Bromley Council has been told it can’t move schools’ cash to support struggling special educational needs as it warned the Government that the current budget is not good enough.

Bromley, like much the rest of the country, is experiencing huge demand on services supporting school kids with special educational needs.

To pump more cash into SEN budgets, the council wanted to transfer £1m from the mainstream schools block, on top of a planned £2m influx from the authority.

The council approached the secretary of state about the transfer, sparking a backlash from primary school heads in Bromley who penned a letter criticising the move.

The letter reads: “Whilst we recognise the importance of funding the high needs provision, removing £1m funding from mainstream schools is so short-sighted because it will reduce the capacity of schools to be able to support children with needs and therefore further increase the number of children likely to need support from high needs providers .

“Headteachers in Bromley primary schools have been lobbying the council about this issue, though there appears to be little impact from this.”

Councillor Peter Fortune, cabinet member for education, said he expected the proposal to be turned down – instead wanting to send a message to Government that budgets were too tight.

Cllr Fortune shared a letter reading: “We believe more money is needed. We therefore asked the secretary of state to allow us to transfer funding from the schools block to the high needs block.
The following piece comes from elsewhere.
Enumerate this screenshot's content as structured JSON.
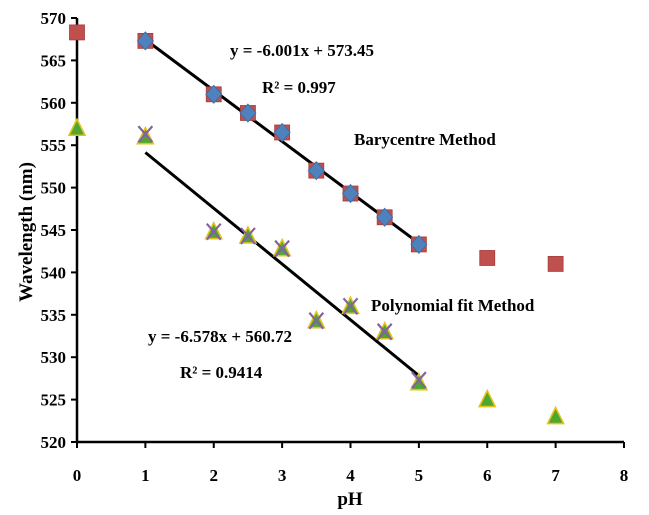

“We did not expect to be granted permission for this transfer. However, we felt strongly that we should take every opportunity to make the case to Government that our funding allocation is simply not enough.

“As anticipated, the disapplication has not been granted.

“Bromley Council is committed to good educational provision for our children with special needs.

“We recognise that they are some of the most vulnerable children in the borough and we are working hard to make the best provision we can to support them, their families and their schools.

“We have sent a clear message that the high needs funding is not enough. We will continue to lobby Government tirelessly for more funding for Bromley children.”

A recent survey led by London Councils and the Local Government Association highlighted the high-needs cost pressures and the £537m funding shortfall nationally.

In nearby Bexley, the council has proposed a transfer of £898k to support a big surge in children needing education health plans.